One of my early projects involved running the first global senior leadership programme for WPP, now the world leader in marketing communications services. Martin Sorrell, WPP Chief Executive, credits us with successfully incorporating 360-degree feedback into the organisation.

Brian WillmanAny other major career landmarks?

Apart from a two-year spell as Training Director at Gemini Consulting in the late 1990s, I have continued to split my time more or less equally between my own clients and those of LBS. In the last decade, I was heavily involved in very large and successful global programmes through my affiliation with LBS. I really enjoyed getting to know these organisations in depth.

I ran the three-day Leadership Module on London Business School’s Accelerated Development Programme and taught the prestigious Essentials of Leadership open programme. I was also a Teaching Fellow in the Faculty of Organisational Behaviour from 2000-03 and in the two years that I was eligible for the School’s Teaching Awards, I finished in the top three for participant ratings.

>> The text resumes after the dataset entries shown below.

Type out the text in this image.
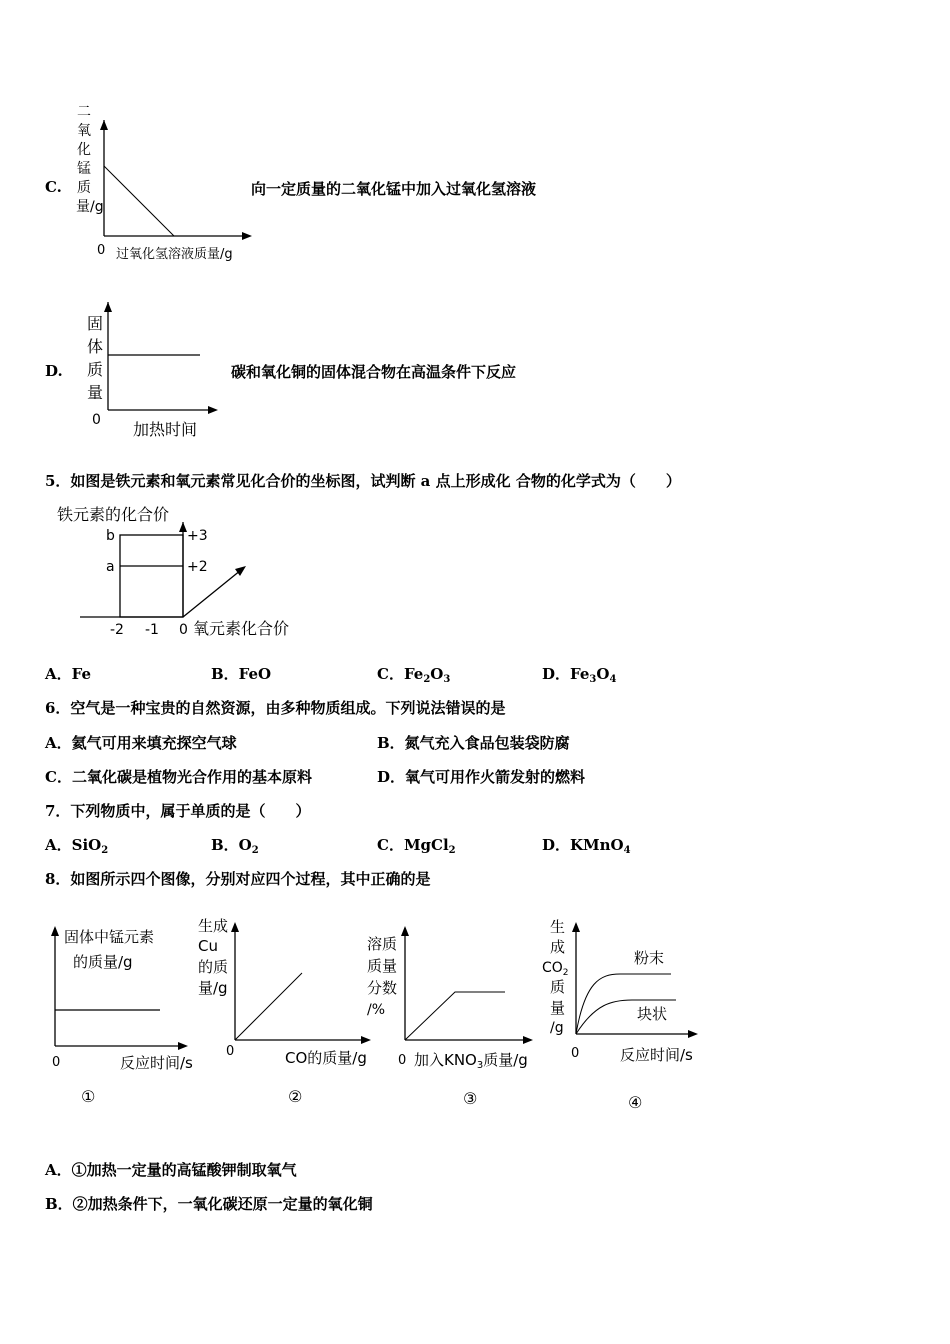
C.
二氧化锰质量/g
0 过氧化氢溶液质量/g
向一定质量的二氧化锰中加入过氧化氢溶液
D.
固体质量
0 加热时间
碳和氧化铜的固体混合物在高温条件下反应
5．如图是铁元素和氧元素常见化合价的坐标图，试判断 a 点上形成化 合物的化学式为（　　）
铁元素的化合价
b
a
+3
+2
-2 -1 0 氧元素化合价
A．Fe	B．FeO	C．$Fe_2O_3$	D．$Fe_3O_4$
6．空气是一种宝贵的自然资源，由多种物质组成。下列说法错误的是
A．氦气可用来填充探空气球	B．氮气充入食品包装袋防腐
C．二氧化碳是植物光合作用的基本原料	D．氧气可用作火箭发射的燃料
7．下列物质中，属于单质的是（　　）
A．SiO$_2$	B．$O_2$	C．MgCl$_2$	D．KMnO$_4$
8．如图所示四个图像，分别对应四个过程，其中正确的是
固体中锰元素
的质量/g
0	反应时间/s
①
生成
Cu
的质
量/g
0	CO的质量/g
②
溶质
质量
分数
/%
0 加入$KNO_3$质量/g
③
生
成
$CO_2$
质
量
/g
粉末
块状
0	反应时间/s
④
A．①加热一定量的高锰酸钾制取氧气
B．②加热条件下，一氧化碳还原一定量的氧化铜
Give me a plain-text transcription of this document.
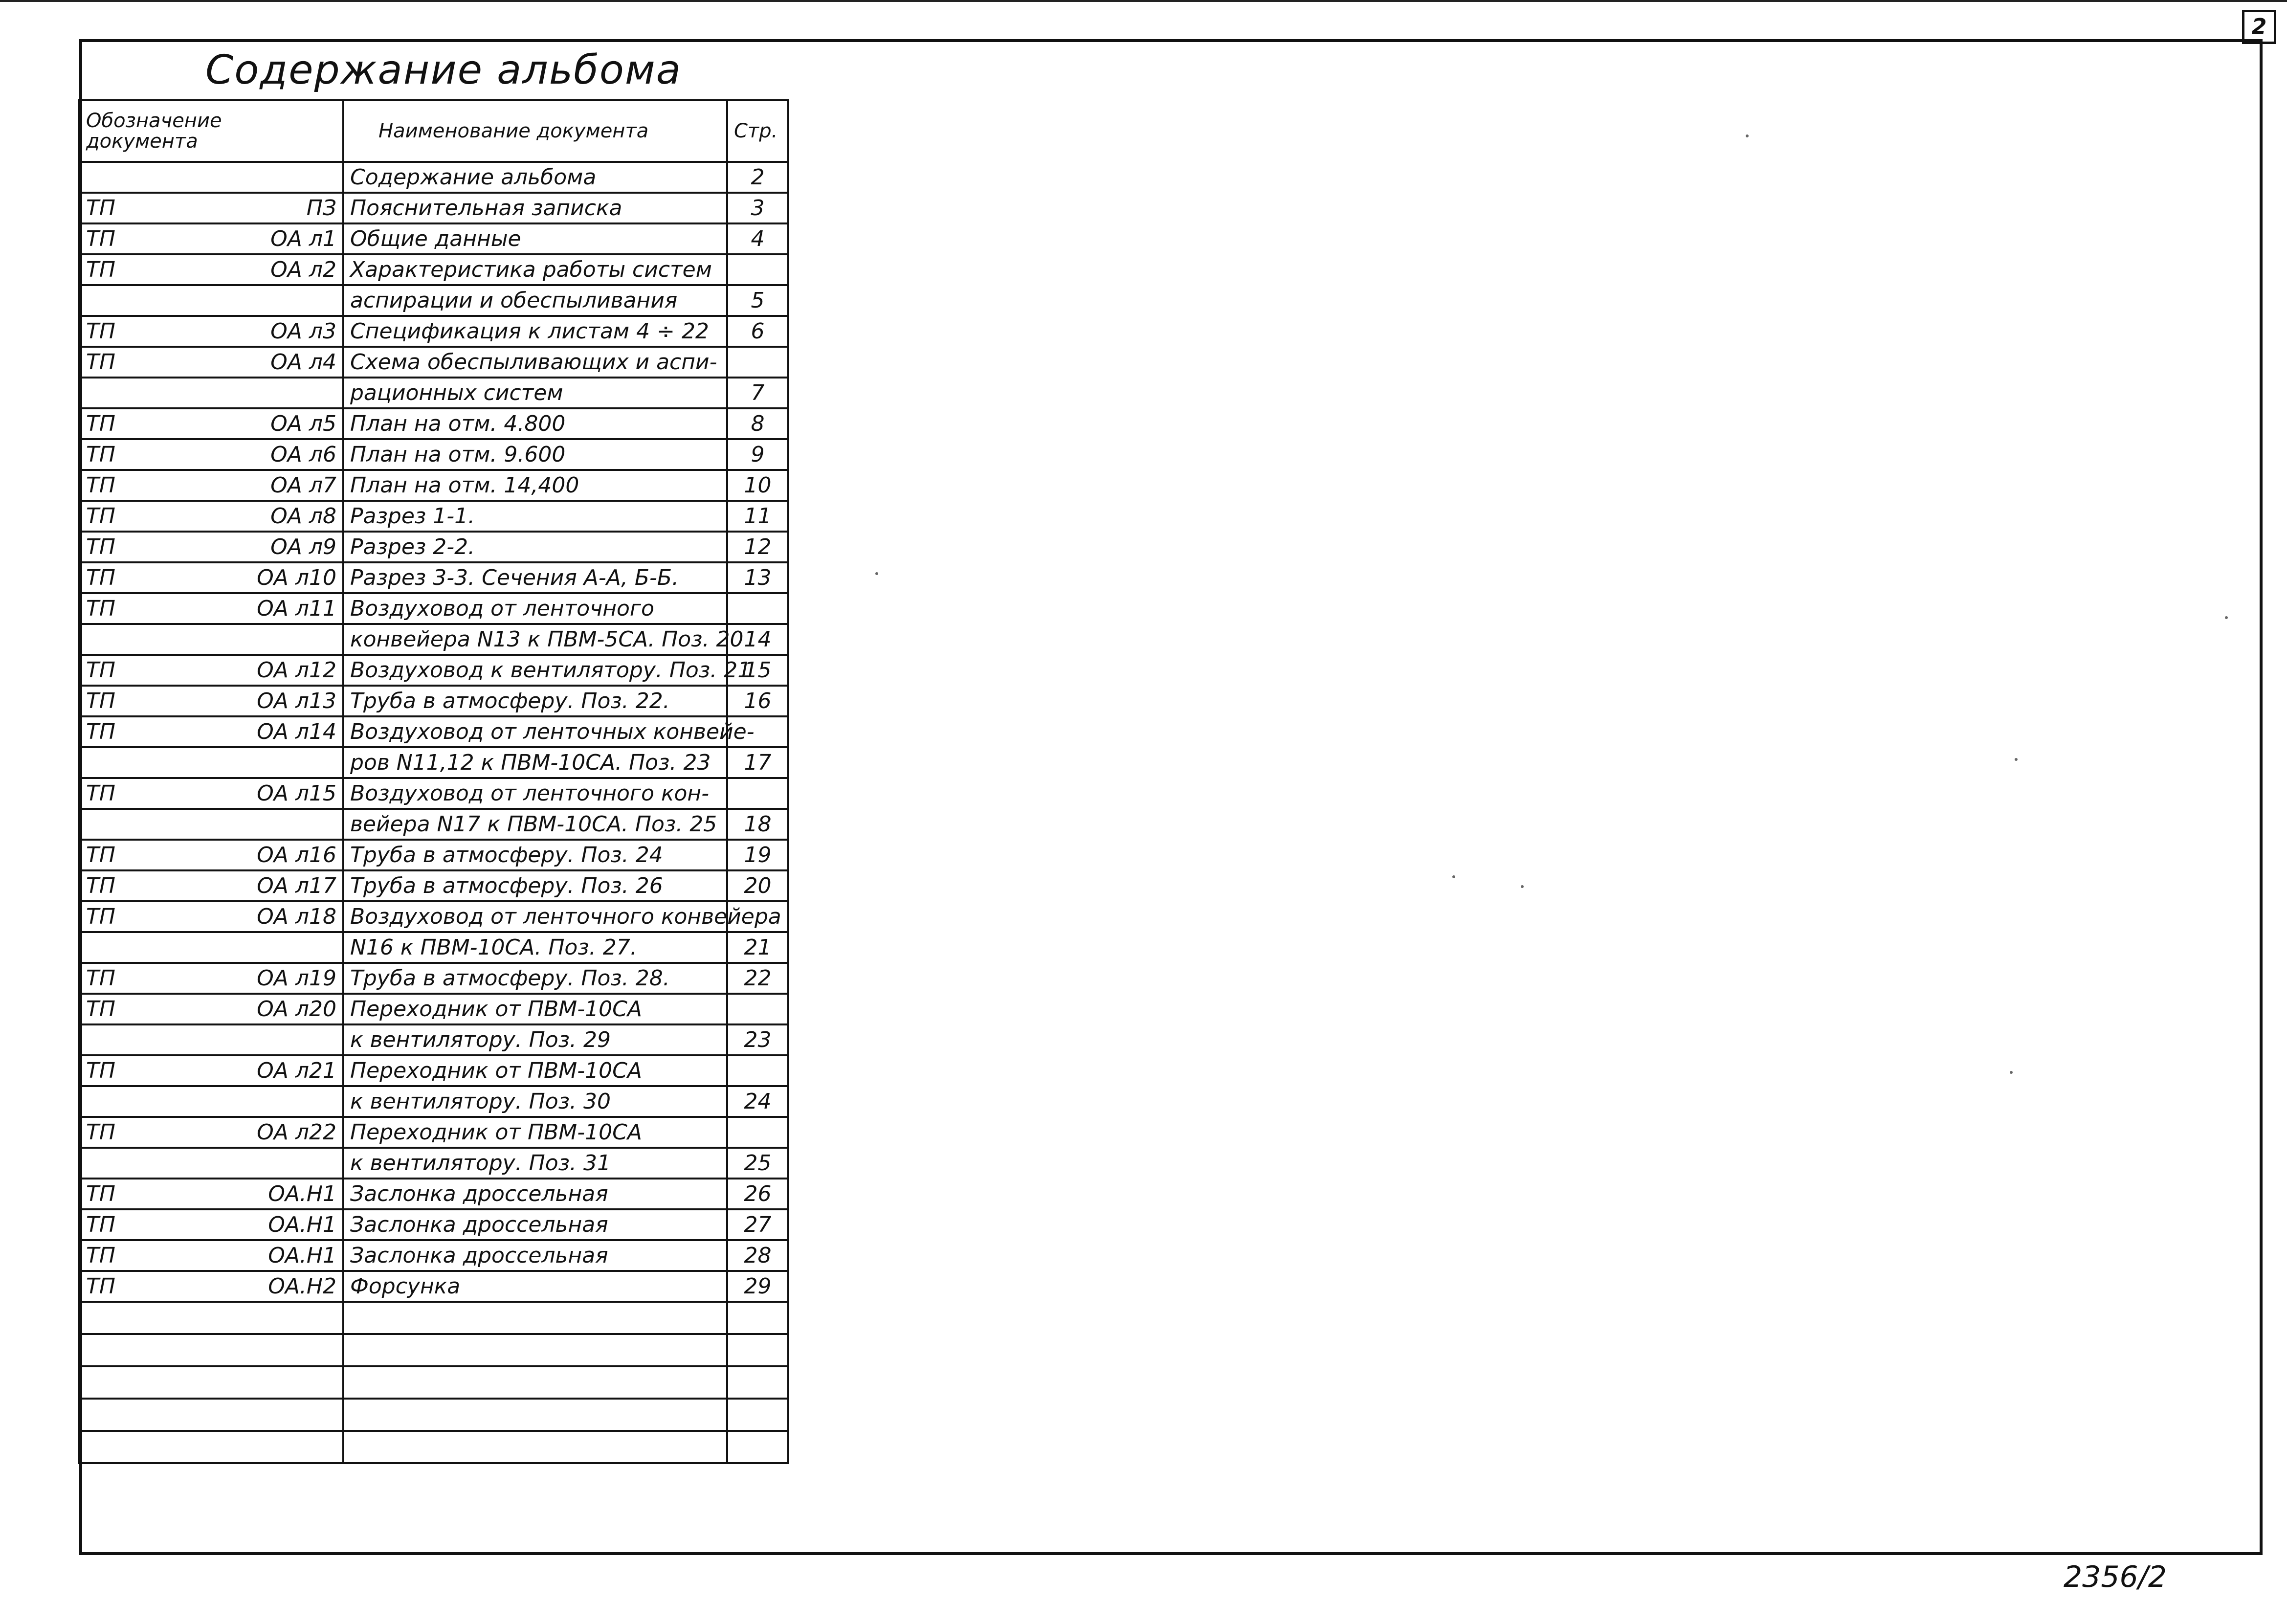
2
Содержание альбома
Обозначение документа	Наименование документа	Стр.

	Содержание альбома	2

ТП ПЗ	Пояснительная записка	3

ТП ОА л1	Общие данные	4

ТП ОА л2	Характеристика работы систем	

	аспирации и обеспыливания	5

ТП ОА л3	Спецификация к листам 4 ÷ 22	6

ТП ОА л4	Схема обеспыливающих и аспи-	

	рационных систем	7

ТП ОА л5	План на отм. 4.800	8

ТП ОА л6	План на отм. 9.600	9

ТП ОА л7	План на отм. 14,400	10

ТП ОА л8	Разрез 1-1.	11

ТП ОА л9	Разрез 2-2.	12

ТП ОА л10	Разрез 3-3. Сечения А-А, Б-Б.	13

ТП ОА л11	Воздуховод от ленточного	

	конвейера N13 к ПВМ-5СА. Поз. 20	14

ТП ОА л12	Воздуховод к вентилятору. Поз. 21	15

ТП ОА л13	Труба в атмосферу. Поз. 22.	16

ТП ОА л14	Воздуховод от ленточных конвейе-	

	ров N11,12 к ПВМ-10СА. Поз. 23	17

ТП ОА л15	Воздуховод от ленточного кон-	

	вейера N17 к ПВМ-10СА. Поз. 25	18

ТП ОА л16	Труба в атмосферу. Поз. 24	19

ТП ОА л17	Труба в атмосферу. Поз. 26	20

ТП ОА л18	Воздуховод от ленточного конвейера	

	N16 к ПВМ-10СА. Поз. 27.	21

ТП ОА л19	Труба в атмосферу. Поз. 28.	22

ТП ОА л20	Переходник от ПВМ-10СА	

	к вентилятору. Поз. 29	23

ТП ОА л21	Переходник от ПВМ-10СА	

	к вентилятору. Поз. 30	24

ТП ОА л22	Переходник от ПВМ-10СА	

	к вентилятору. Поз. 31	25

ТП ОА.Н1	Заслонка дроссельная	26

ТП ОА.Н1	Заслонка дроссельная	27

ТП ОА.Н1	Заслонка дроссельная	28

ТП ОА.Н2	Форсунка	29

2356/2
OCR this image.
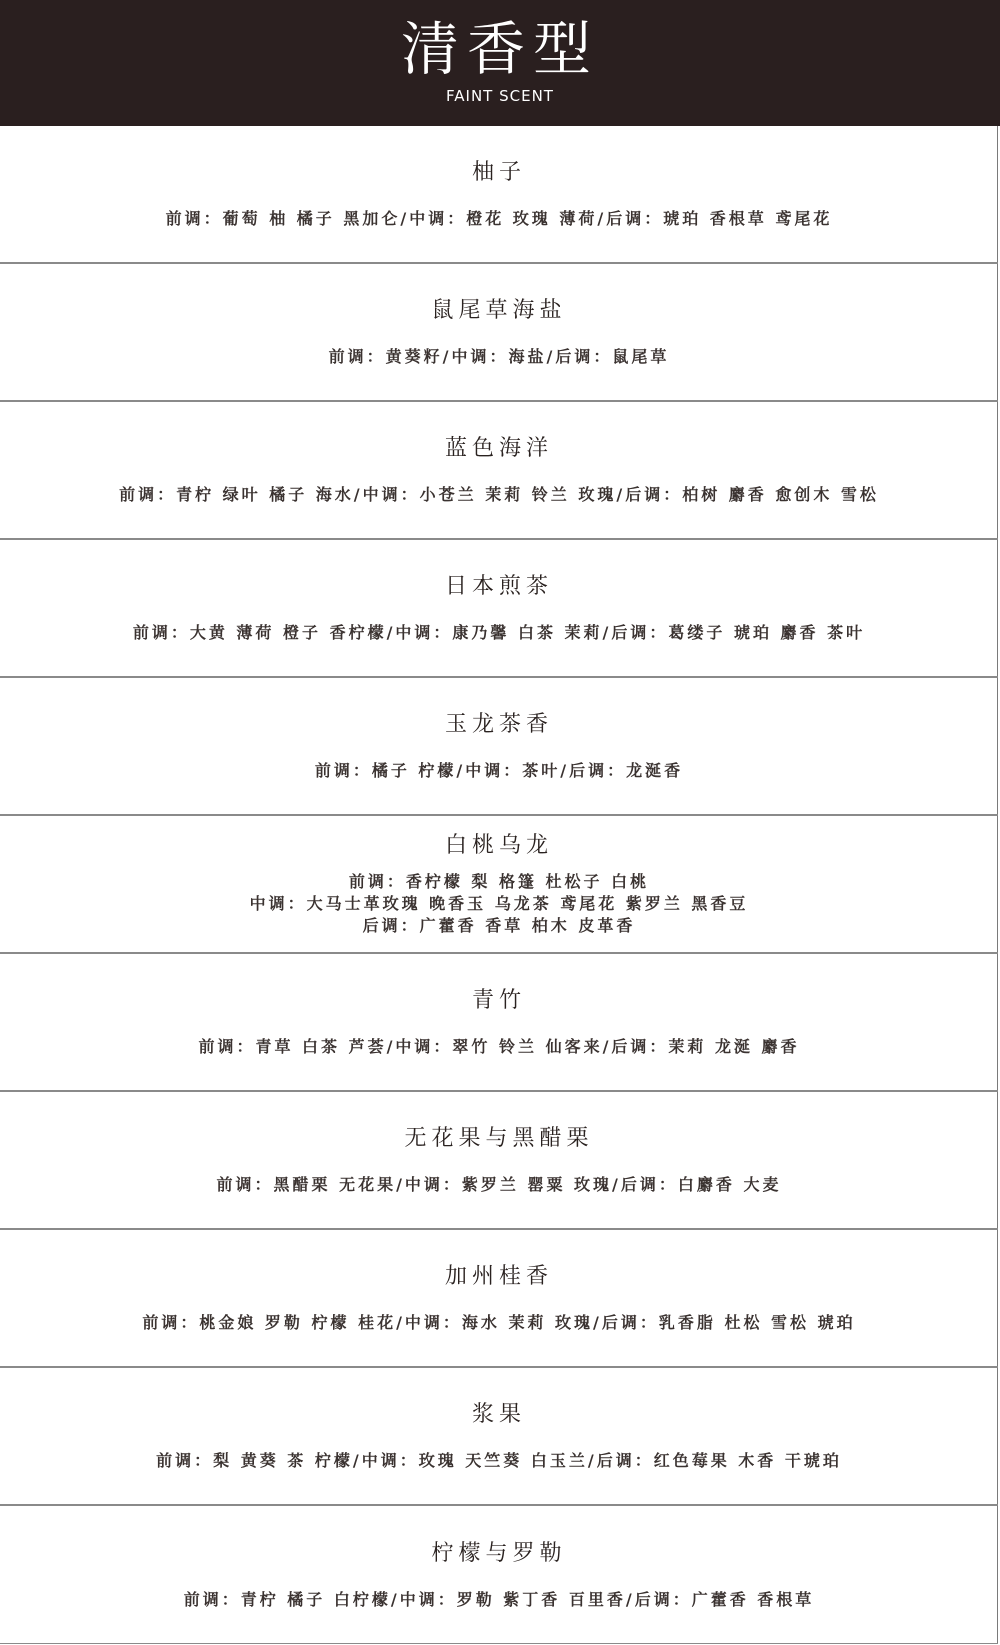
清香型
FAINT SCENT
柚子
前调：葡萄 柚 橘子 黑加仑/中调：橙花 玫瑰 薄荷/后调：琥珀 香根草 鸢尾花
鼠尾草海盐
前调：黄葵籽/中调：海盐/后调：鼠尾草
蓝色海洋
前调：青柠 绿叶 橘子 海水/中调：小苍兰 茉莉 铃兰 玫瑰/后调：柏树 麝香 愈创木 雪松
日本煎茶
前调：大黄 薄荷 橙子 香柠檬/中调：康乃馨 白茶 茉莉/后调：葛缕子 琥珀 麝香 茶叶
玉龙茶香
前调：橘子 柠檬/中调：茶叶/后调：龙涎香
白桃乌龙
前调：香柠檬 梨 格篷 杜松子 白桃
中调：大马士革玫瑰 晚香玉 乌龙茶 鸢尾花 紫罗兰 黑香豆
后调：广藿香 香草 柏木 皮革香
青竹
前调：青草 白茶 芦荟/中调：翠竹 铃兰 仙客来/后调：茉莉 龙涎 麝香
无花果与黑醋栗
前调：黑醋栗 无花果/中调：紫罗兰 罂粟 玫瑰/后调：白麝香 大麦
加州桂香
前调：桃金娘 罗勒 柠檬 桂花/中调：海水 茉莉 玫瑰/后调：乳香脂 杜松 雪松 琥珀
浆果
前调：梨 黄葵 茶 柠檬/中调：玫瑰 天竺葵 白玉兰/后调：红色莓果 木香 干琥珀
柠檬与罗勒
前调：青柠 橘子 白柠檬/中调：罗勒 紫丁香 百里香/后调：广藿香 香根草
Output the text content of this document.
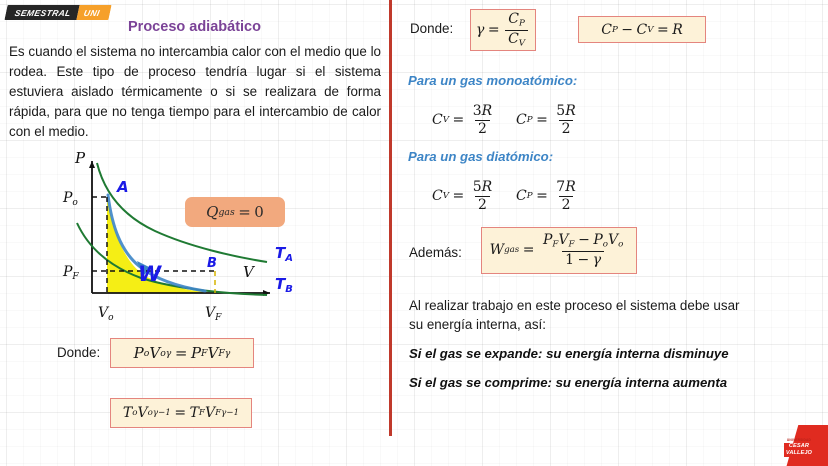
SEMESTRAL	UNI
Proceso adiabático
Es cuando el sistema no intercambia calor con el medio que lo rodea. Este tipo de proceso tendría lugar si el sistema estuviera aislado térmicamente o si se realizara de forma rápida, para que no tenga tiempo para el intercambio de calor con el medio.
P
V
$P_o$
$P_F$
$V_o$	$V_F$
A
B
W
$T_A$
$T_B$
Q gas = 0
Donde: P o V o γ = P F V F γ
T o V o γ−1 = T F V F γ−1
Donde: $\gamma = \frac{C_P}{C_V}$	C P − C V = R
Para un gas monoatómico:
C $V = \frac{3R}{2}$ C $P = \frac{5R}{2}$
Para un gas diatómico:
C $V = \frac{5R}{2}$ C $P = \frac{7R}{2}$
Además: W gas = $\frac{P_FV_F - P_oV_o}{1 - \gamma}$
Al realizar trabajo en este proceso el sistema debe usar su energía interna, así:
Si el gas se expande: su energía interna disminuye
Si el gas se comprime: su energía interna aumenta
UNIVERSIDAD
CESAR
VALLEJO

Over the years I’ve had some really interesting experiences, including carrying out negotiation skills training for active participants in the early stages of the Northern Ireland peace process and advising businesses in post-revolution Egypt.

Brian WillmanAnd outside work?

In 2005 I volunteered in Salvador, northern Brazil, to work in an orphanage, which was a challenging but wonderful development opportunity. One of my beliefs about development is that you don’t learn unless you encounter things that give you pause for thought and make you feel a little uncomfortable. That was certainly a demanding experience.

In 2007 I discovered I had a rare autoimmune condition that was difficult to diagnose and nearly finished me off. That was most enlightening.

I was a member of the Trust responsible for the new Rose of Kingston Theatre, which opened in early 2008. It is modelled on Shakespeare’s Rose Theatre and boasted Sir Peter Hall as Artistic Director before he became Director Emeritus.

I am also heavily involved in my local football club Brentford FC, who play in the English third division. I mentored the Chief Executive at one point.